Stomps – High Intensity, High Endurance Intervals for Indoor Cycling (very cool)

If you do bike training and have ever done stomps, you might think I’m crazy when I say this, but I’ve always liked them. They are extremely tough, but they appeal to that twisted part of me that enjoys training hard.

If you’re an outdoor cyclist or indoor cycling instructor, you probably have that part too.

Stomps are designed to increase power in the saddle. Chris Carmichael usually gets credit for them; their guidelines involve 20-second stomp intervals outdoors. The indoor program that I taught followed the following format.

Because stomps are hard and can stress your knees and lower back, a solid warm-up is essential. Roll your legs for several minutes, then run through this pattern several times: 2:00 sitting at 110-120rpm; 1:00 of 80rpm foot racing; 1:00 seated with resistance at 80 rpm; 1:00 recovery at 90 rpm.

A stomp interval is 60 seconds; recovery is 60 seconds. Allow 25 minutes or more for a set of 5, a 5 minute rest, and another set. The break can be longer. The resistance during stomps is very high and drops during recovery. Recovery cadence is individual, but I suggest 90 to 100 rpm.

Stomp at a strict 80rpm. Fatigue will tend to slow down your legs, so it helps a LOT to have an 80rpm song to go along with. We often use Hallogallo de Neu! It has a precise speed of 80 rpm and a duration of 10 minutes, which helps maintain the energy of the training. Repeat or change the music for the second set.

Maintain the center line of the body on the bike. Don’t move from side to side, like you would when climbing. Keep your hands in position 1.

The rules for a beautiful circular pedaling do not apply during stomps. Exaggerate the run down and punch against the resistance, without moving your body from side to side. I mark it as “hitting the pedals”.

The heart rate is not the point; however, there are no heart rate limits in this exercise. If you or your riders stomp without changing the resistance, your heart rate can go up quite a bit. (Intervals shorter than 60 seconds may result in lower rates.)

Avoid “soft” signals. An instructor would tell his class, “Okay, guys, do another stomp now.” There is no way for your riders to trigger a rigorous stomp interval.

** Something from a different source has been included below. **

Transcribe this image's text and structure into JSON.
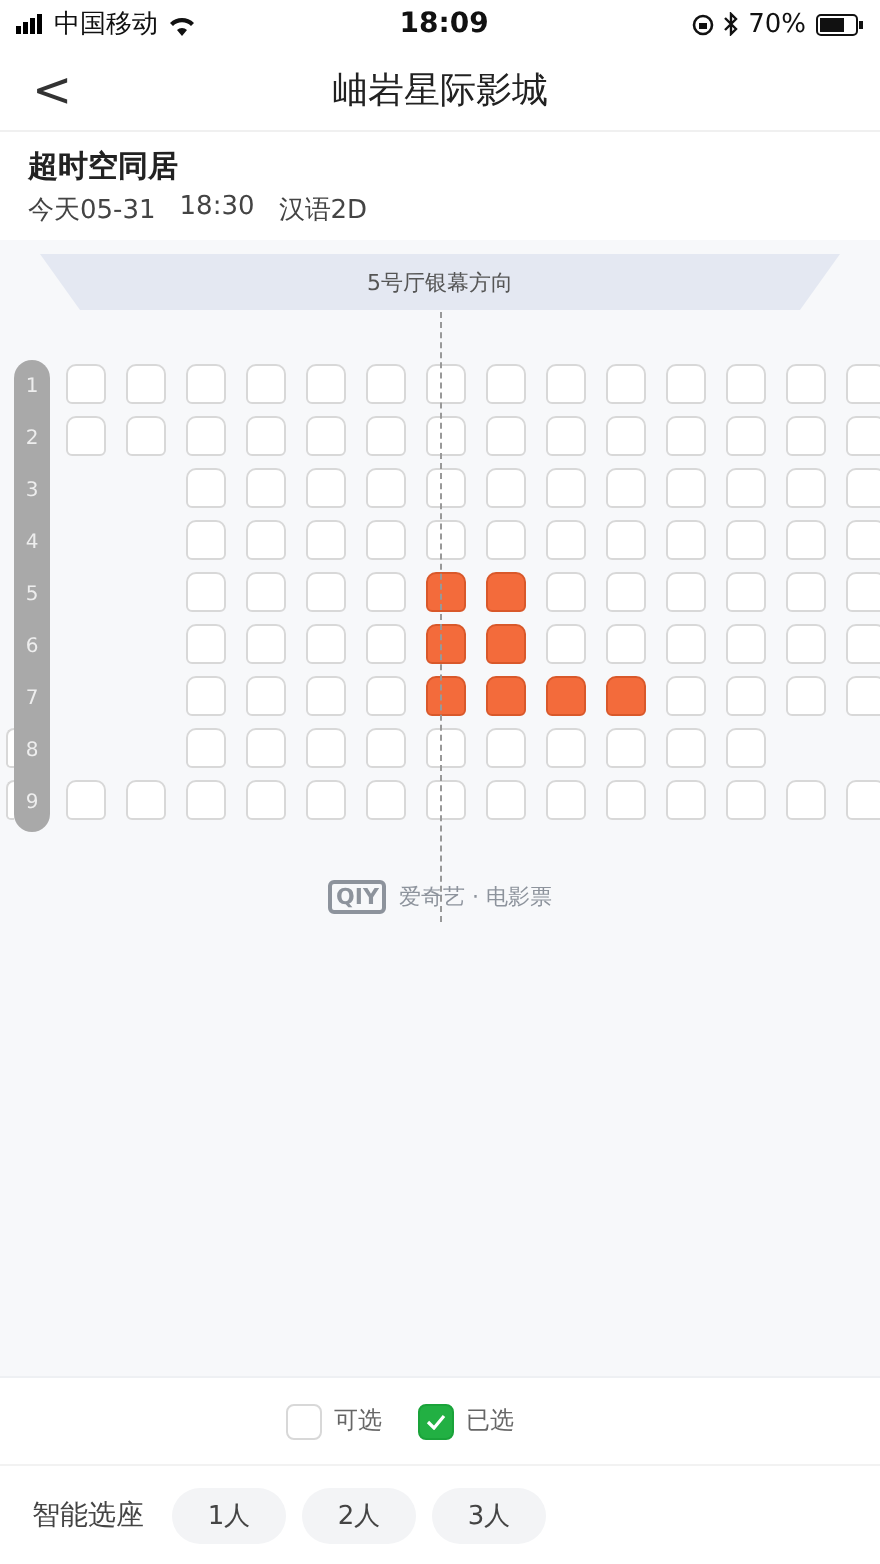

Instead, start giving directions about 5-6 seconds before the interval. In a firm voice, say, “And load the bike… AND… STOMP!” Light pauses and delivery should time the word “stomping” to the first second of the interval. Cue time about 30 seconds with 10 seconds to go.

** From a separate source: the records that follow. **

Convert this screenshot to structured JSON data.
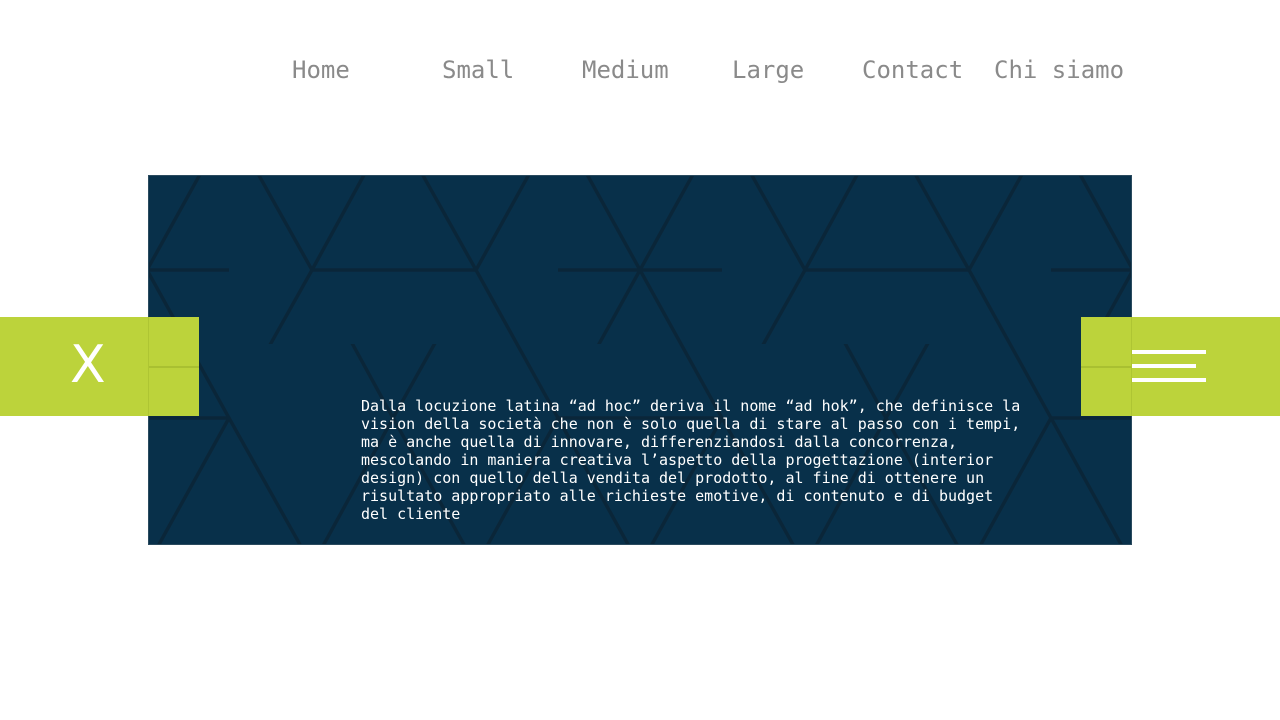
{
  "nav": {
    "items": [
      {
        "label": "Home"
      },
      {
        "label": "Small"
      },
      {
        "label": "Medium"
      },
      {
        "label": "Large"
      },
      {
        "label": "Contact"
      },
      {
        "label": "Chi siamo"
      }
    ]
  },
  "panel": {
    "text": "Dalla locuzione latina “ad hoc” deriva il nome “ad hok”, che definisce la\nvision della società che non è solo quella di stare al passo con i tempi,\nma è anche quella di innovare, differenziandosi dalla concorrenza,\nmescolando in maniera creativa l’aspetto della progettazione (interior\ndesign) con quello della vendita del prodotto, al fine di ottenere un\nrisultato appropriato alle richieste emotive, di contenuto e di budget\ndel cliente",
    "background_color": "#08304a",
    "pattern": "hexagon-pattern"
  },
  "left_control": {
    "label": "X",
    "icon": "close-icon"
  },
  "right_control": {
    "icon": "hamburger-menu-icon"
  },
  "colors": {
    "accent": "#bcd33b",
    "nav_text": "#8a8a8a",
    "panel_text": "#ffffff"
  }
}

Find some feature on the resistance knob to dial in the resistance used on the last stomp. It’s much easier than trying to redeterminate the resistance for each interval. Cue that reminder for your passengers.

Resistance can be fierce during stomps. Every time I do them, about 8 times a year, I find that I am still able to increase the resistance for each interval, even though the leg fatigue increases as the workout progresses. Don’t ask me to explain that, but it’s too consistent to be a fluke. It happens even when I do the training on my own. You can instruct your riders to keep increasing the resistance so they get the added benefit of strength and power.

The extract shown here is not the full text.